Moshe Feldenkrais mentions many times that our ability to clarify our movement is what creates choice and ease. It's not fixing the mechanics, it's knowing ourselves more fully. But how do we know what we don't know?

That's the magic: Any sensory learning highlights contrast, whether it's wine from the slopes of the Vaucluse or the way we lift our leg. Luckily for us, Moshe Feldenkrais solved this problem in brilliant ways thousands of times. He created movement scenarios that guide us to notice contrasts in how we move, which are probably easier than becoming a sommelier! These scenarios often use a process called "variables and constraints." This is the magic that makes the elusive obvious, and it's very easy to do, it's what all sensory learning relies upon, not just Feldenkrais.

(This process helped me become clear about many challenging life decisions not by thinking more, but by sensing more. Hence, it begs the question: Which is more important: thinking clearly or sensing clearly? Does one override the other? Is one more trustworthy? I'll let you mull that one over.)

When we contrast our experience in one situation with that of another, we have two things to compare. Once we can connect more fully to our experience, or once it makes more sense, or there is a qualitative shift in our sensations, there is such a sense of relief. It's like a recipe we've perfected, a relationship we like, or a movement that feels graceful and elegant. It is the contrast that creates clarity, and it is clarity that guides our life.

Movement test

  1. Lie on your back, bend one knee. Push on the foot to lift the hip and gently roll the pelvis to the side. Keep the knee over the foot, do not tilt it to the side. Do an easy movement without straining or pinching the low back. Make seven or eight movements.

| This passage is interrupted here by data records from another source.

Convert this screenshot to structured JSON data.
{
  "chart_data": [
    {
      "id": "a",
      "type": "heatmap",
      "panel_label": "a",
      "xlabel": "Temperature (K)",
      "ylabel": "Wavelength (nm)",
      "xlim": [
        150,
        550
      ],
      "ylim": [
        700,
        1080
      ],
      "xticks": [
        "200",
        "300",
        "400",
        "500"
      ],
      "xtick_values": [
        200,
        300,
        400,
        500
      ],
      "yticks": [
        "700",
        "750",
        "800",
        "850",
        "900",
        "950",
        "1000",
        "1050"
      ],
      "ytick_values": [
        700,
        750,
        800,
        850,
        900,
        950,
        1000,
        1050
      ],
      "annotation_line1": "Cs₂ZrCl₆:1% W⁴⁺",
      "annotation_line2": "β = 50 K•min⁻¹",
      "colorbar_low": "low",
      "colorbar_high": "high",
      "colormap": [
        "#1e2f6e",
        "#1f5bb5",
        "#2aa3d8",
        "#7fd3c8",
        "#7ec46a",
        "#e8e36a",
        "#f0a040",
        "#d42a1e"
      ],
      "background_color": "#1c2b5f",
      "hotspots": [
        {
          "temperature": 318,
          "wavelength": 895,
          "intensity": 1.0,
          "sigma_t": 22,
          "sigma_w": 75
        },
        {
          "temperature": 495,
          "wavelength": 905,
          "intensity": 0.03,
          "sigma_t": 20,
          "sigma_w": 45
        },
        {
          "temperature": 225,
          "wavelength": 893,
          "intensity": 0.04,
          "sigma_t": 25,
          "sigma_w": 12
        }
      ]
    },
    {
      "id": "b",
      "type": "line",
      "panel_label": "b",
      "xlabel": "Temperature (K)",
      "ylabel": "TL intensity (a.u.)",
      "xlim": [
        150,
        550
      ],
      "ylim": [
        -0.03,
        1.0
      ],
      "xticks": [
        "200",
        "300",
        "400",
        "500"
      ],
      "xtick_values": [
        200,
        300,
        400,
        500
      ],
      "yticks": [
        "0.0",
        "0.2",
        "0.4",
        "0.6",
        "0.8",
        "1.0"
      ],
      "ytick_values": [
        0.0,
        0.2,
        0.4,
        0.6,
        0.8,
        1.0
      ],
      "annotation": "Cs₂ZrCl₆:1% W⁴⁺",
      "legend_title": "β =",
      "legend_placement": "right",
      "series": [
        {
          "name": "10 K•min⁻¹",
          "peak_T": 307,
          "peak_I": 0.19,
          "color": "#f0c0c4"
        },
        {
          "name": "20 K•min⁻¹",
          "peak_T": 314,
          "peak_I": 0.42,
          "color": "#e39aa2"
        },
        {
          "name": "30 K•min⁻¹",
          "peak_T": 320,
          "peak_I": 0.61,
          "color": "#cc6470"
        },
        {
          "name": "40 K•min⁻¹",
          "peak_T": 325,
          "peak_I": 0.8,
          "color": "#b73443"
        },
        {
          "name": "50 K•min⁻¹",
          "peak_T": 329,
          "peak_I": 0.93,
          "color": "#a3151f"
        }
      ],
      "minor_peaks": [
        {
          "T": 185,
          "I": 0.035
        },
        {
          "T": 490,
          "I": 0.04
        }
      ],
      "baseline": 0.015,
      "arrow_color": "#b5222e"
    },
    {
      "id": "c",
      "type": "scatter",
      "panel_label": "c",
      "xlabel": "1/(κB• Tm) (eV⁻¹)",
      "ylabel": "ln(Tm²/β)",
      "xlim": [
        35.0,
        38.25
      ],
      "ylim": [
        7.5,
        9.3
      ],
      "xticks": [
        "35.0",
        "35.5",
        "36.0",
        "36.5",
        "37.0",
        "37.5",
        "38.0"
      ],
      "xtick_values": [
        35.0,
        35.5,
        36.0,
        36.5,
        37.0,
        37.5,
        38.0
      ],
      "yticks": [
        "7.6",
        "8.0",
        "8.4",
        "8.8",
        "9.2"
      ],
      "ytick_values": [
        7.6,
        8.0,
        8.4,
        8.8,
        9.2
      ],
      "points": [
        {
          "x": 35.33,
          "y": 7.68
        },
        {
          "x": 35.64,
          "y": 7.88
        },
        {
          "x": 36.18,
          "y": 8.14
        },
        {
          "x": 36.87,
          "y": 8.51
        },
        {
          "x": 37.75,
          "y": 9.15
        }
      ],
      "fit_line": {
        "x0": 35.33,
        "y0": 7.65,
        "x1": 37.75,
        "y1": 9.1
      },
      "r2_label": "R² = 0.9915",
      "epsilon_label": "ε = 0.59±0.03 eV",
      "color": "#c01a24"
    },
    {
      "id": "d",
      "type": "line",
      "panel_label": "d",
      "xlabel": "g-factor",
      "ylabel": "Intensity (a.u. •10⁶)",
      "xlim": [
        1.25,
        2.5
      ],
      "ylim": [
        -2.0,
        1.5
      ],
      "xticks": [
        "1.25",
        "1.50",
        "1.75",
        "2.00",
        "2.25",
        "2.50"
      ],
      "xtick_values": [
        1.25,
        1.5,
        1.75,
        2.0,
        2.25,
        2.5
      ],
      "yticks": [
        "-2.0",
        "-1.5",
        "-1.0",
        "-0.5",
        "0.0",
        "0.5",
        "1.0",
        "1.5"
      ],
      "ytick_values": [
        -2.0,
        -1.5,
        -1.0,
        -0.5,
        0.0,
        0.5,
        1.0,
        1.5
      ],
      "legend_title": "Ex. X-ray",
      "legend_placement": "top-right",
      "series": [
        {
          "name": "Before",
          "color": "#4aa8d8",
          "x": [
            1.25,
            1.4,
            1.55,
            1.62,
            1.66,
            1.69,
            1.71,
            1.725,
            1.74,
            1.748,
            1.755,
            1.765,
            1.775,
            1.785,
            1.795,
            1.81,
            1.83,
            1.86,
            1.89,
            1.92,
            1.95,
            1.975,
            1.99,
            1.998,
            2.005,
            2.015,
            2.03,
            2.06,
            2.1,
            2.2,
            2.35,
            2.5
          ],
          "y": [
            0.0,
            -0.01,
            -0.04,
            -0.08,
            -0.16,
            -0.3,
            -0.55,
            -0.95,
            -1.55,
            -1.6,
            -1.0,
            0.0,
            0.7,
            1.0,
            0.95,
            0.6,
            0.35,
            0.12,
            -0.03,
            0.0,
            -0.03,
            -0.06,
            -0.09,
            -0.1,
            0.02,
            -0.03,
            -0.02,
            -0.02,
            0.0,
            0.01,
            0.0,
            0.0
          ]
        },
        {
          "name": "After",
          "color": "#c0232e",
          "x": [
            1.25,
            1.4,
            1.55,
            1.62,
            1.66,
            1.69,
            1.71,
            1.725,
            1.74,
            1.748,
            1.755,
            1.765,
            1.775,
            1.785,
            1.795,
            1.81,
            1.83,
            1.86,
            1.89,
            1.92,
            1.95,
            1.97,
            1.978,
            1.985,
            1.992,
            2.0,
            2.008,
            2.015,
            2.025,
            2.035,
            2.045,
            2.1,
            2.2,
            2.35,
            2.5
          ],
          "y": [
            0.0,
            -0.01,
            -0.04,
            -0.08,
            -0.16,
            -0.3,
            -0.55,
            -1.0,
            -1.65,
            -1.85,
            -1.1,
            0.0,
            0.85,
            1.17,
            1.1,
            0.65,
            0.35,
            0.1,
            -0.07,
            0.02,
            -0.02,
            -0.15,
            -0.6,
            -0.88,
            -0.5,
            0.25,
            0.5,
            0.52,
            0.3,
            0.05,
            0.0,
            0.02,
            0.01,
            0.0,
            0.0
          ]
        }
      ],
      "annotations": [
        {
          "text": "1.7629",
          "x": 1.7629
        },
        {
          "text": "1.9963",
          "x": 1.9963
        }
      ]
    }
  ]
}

  2. Pause a moment with the pelvis down.

  3. Then, lift the opposite shoulder as you lift the hip. Right shoulder, left hip, for example. Do both at once so they run into each other. Feel how lifting the shoulder stops the rolling of the pelvis. Move gently, no need to force. Do this seven or eight times, sensing the clunk (my word) as the shoulder and hip bump into each other along their path. If this is not clear, you can raise the arm toward the ceiling and reach forward with the arm as you lift the hip.

  4. Then leave the shoulder quiet and go back to rolling the pelvis. Without more effort, does it move easier? Is more of you rolling? Is there some ease or pleasure to the movement that wasn't there before?

  5. Can you feel that something changed? You just created a clearer pathway for your hip! You can transfer force through your torso from your foot with less interference! You didn't suddenly get stronger so you can fight harder with yourself. It's common that when we encounter a block in our movement, we feel weak. We think we need to strengthen the muscles to overcome the block when what we really need is to stop over-contracting in a way that creates a traffic jam. Once you let go, you can access your true strength. Your muscles and energy are available for you to do things with, you can move forward, you can swing your leg to take the next step.

But why is it easier? Because you:

  • tested the path

  • blocked the path

  • cleared the path

  • tested again and felt the difference (One thing is not like the other.)

The brain knows what to do with this, even if you don't. That's okay. You are a functioning human who can learn. This experiment is a basic application of variables and constraints. Moshe uses many more complex variables in his lessons, as do I in my private practice, but you get the gist.

(Note that this very thing often happens when we walk: We have a chronic activation of one pattern—like hunching the shoulder—and another pattern that tries to move—like swinging the leg—but we run into the first pattern, and thus have to use more effort for the second, and then we get tired, injured, or sick...)

* * *

“Although the world is full of suffering, it is full also of the overcoming of it.”

― Helen Keller


We must re-establish the function of attending to oneself, to one’s desires, to one’s needs, to the feelings of the body. Then we will find an integration of the fluency of movement through each joint into action where the integration itself is a new way of being.